Extras go to heart of hit series

11:34 AM CDT on Friday, May 19, 2006

By TOM MAURSTAD / The Dallas Morning News

Deadwood's second season comes out on DVD not only just as its third season is about to start (firing up a little promotional synergy), but also as The Sopranos winds down. It's an irresistible intersection. The Sopranos is the most recent Greatest Show Ever on Television while Deadwood is the upstart rival for that title.

They have much in common. Both are period pieces set in communities both familiar and exotic: the Old West vs. contemporary New Jersey and 19th-century prospectors and prostitutes vs. 20th-century gangsters and strippers.

Both feature large casts of talented actors playing colorful characters; both offer unapologetically adult entertainment, which superficially means sex and violence but on a deeper level means a devotion to complexity and nuance.

And perhaps the most fundamental feature the two series share: Each is the creation of a writer and producer who honed his craft in network television. David Chase went on to The Sopranos and David Milch to Deadwood.

Though the depth and breadth of Mr. Milch's involvement in the day-to-day production of Deadwood is hardly a news flash to Deadwood fans, it is the most remarkable feature of this set.

For those unfamiliar with the series, it revolves around the characters of Deadwood, S.D., a frontier mining town that is filled with corruption and crime. For fans who have already seen the episodes, the best way to watch this collection is to start with the bonus features.

The documentary on "The Real Deadwood: 1877" is a great opener, providing the historical source of the fictional town. You gain an appreciation not just for the level of accuracy in the details (of dress, politics, commerce and so) but also for how true Deadwood is to the spirit and psyche of its time and place. It's an achievement of Mr. Milch's scholarship and his artistry.

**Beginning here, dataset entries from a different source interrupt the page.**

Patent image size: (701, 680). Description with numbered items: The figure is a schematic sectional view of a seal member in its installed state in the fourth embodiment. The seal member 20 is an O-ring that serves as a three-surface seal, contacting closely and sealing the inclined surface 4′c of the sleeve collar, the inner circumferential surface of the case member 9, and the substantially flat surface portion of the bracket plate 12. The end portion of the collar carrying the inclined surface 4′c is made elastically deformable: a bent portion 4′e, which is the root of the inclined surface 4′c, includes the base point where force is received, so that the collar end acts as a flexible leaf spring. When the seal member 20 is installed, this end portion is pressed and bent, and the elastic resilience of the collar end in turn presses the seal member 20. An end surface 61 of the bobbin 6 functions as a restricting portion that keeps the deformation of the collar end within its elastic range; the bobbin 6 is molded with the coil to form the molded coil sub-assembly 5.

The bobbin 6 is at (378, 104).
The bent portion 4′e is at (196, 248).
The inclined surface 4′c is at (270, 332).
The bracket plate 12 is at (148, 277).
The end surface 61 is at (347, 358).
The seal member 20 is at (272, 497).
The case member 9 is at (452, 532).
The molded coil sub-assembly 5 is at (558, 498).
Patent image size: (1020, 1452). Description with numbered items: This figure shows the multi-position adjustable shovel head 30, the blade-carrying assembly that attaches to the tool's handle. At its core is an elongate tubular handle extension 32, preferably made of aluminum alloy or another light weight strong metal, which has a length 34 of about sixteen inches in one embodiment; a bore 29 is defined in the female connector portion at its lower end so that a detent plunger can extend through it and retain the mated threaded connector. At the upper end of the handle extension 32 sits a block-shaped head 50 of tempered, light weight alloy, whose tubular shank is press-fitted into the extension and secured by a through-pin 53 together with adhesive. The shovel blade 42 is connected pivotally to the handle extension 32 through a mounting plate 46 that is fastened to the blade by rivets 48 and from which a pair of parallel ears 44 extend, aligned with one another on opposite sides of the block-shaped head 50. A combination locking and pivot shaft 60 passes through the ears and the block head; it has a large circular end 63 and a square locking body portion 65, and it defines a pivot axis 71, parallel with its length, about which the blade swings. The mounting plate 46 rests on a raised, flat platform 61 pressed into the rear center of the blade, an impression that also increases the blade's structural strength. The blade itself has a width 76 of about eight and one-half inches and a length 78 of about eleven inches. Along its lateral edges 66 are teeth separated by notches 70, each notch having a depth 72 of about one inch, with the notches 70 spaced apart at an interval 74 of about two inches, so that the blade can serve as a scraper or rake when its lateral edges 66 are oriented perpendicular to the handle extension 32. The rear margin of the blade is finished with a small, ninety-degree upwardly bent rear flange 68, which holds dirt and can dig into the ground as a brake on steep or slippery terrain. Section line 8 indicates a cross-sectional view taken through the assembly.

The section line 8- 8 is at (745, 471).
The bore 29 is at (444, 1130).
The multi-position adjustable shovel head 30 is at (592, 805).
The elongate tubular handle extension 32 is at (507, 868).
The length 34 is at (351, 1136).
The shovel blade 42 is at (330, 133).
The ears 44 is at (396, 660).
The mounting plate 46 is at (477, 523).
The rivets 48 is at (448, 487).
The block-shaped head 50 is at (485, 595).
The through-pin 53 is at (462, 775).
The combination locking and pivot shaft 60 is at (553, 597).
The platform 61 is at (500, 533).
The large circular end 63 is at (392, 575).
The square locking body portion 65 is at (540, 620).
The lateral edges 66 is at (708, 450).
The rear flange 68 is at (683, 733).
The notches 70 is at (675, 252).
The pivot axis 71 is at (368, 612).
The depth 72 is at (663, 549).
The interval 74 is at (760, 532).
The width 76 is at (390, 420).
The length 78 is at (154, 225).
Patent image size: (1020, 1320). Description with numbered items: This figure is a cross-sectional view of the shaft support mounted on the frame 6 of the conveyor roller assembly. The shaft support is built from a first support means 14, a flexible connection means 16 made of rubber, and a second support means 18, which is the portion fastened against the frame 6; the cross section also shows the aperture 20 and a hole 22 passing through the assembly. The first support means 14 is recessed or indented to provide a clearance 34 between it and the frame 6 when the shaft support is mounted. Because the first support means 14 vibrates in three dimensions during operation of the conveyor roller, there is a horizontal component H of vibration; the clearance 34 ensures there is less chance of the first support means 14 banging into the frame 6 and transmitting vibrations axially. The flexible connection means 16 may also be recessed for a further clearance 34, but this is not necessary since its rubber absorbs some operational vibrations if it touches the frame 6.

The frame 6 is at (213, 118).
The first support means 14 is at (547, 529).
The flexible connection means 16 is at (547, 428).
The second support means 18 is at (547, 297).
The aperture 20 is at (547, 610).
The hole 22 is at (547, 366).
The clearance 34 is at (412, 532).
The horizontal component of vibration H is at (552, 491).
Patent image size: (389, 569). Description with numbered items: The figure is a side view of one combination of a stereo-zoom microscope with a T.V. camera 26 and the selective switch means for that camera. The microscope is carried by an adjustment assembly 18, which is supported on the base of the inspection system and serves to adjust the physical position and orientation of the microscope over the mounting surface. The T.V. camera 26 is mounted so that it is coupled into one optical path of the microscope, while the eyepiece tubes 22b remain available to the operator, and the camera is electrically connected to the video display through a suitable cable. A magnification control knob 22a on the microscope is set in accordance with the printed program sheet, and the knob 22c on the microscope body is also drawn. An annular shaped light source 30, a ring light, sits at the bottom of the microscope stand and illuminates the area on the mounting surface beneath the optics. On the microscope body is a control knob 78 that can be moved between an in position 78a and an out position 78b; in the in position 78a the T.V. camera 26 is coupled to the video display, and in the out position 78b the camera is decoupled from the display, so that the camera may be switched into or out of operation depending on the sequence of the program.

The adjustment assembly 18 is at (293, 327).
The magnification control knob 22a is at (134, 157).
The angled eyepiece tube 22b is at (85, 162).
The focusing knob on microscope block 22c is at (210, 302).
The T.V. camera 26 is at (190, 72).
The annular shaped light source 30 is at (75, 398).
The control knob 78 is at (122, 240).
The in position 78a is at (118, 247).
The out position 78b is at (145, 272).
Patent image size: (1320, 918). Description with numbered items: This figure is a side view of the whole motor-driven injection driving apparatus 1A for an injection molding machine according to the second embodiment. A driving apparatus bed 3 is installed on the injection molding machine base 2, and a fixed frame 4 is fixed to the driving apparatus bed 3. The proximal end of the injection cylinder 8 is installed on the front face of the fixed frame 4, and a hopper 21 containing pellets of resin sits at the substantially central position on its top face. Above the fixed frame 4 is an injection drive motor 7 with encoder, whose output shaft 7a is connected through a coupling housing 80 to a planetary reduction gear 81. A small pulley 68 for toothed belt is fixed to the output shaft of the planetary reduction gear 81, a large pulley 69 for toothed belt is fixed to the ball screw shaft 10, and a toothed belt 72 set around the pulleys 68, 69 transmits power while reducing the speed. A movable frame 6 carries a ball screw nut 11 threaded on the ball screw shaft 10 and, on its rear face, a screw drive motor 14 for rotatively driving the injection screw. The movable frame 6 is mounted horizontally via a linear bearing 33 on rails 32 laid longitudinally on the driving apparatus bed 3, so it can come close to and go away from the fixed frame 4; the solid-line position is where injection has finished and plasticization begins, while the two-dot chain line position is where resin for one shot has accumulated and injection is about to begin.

You won't feel quite so silly using such puffed-up terms as "artistry" in reference to a TV show after watching the three sections of the "Making of Season Two Finale" feature, mainly because that's so plainly what Mr. Milch and his cast of collaborators are making: art. "Trusting the Process" should be required viewing not just for aspiring writers, but also for the aspiring executives who will one day be their bosses. At some point during the process of making this show, every rule about how to make a show is broken.

The scenes of writing sessions are fascinating: Mr. Milch lying or sitting on the floor, looking up at a big-screen terminal, reading and reciting lines of dialogue. He is surrounded by other writers, directors and actors. This is how he writes; he has transformed writing from a private act of loneliness and isolation to a public act of community and collaboration.

Along with "Mr. Wu Proves Out" and "Wedding Celebration," what this behind-the-scenes trilogy does is show us how things go from talking and writing to a scene on film. You watch and listen as Mr. Milch talks with the actors about a scene. That's intercut with an interview with one of the actors describing his thoughts and questions going into the scene and Mr. Milch giving his big-picture view about what underlying themes are being played out in the scene. And then you see the scene. It's like looking at a Magic Eye picture when you suddenly achieve that balance of focus and fuzziness and the picture within the picture finally pops into view.

Then, with your newly acquired magic eye, cue up season two's 12 episodes and watch. All sorts of little moments, images and expressions pop out that you hadn't noticed before or didn't fully appreciate. That television can be this good and rich and satisfying really is a kind of magic.

E-mail tmaurstad@dallasnews.com

Deadwood

Grade: A
The Complete Second Season. Starring Timothy Olyphant, Ian McShane, Molly Parker, John Hawkes, Anna Gunn, Brad Dourif and Robin Weigert. Unrated. 648 mins. plus extras. $99.98. In stores Tuesday.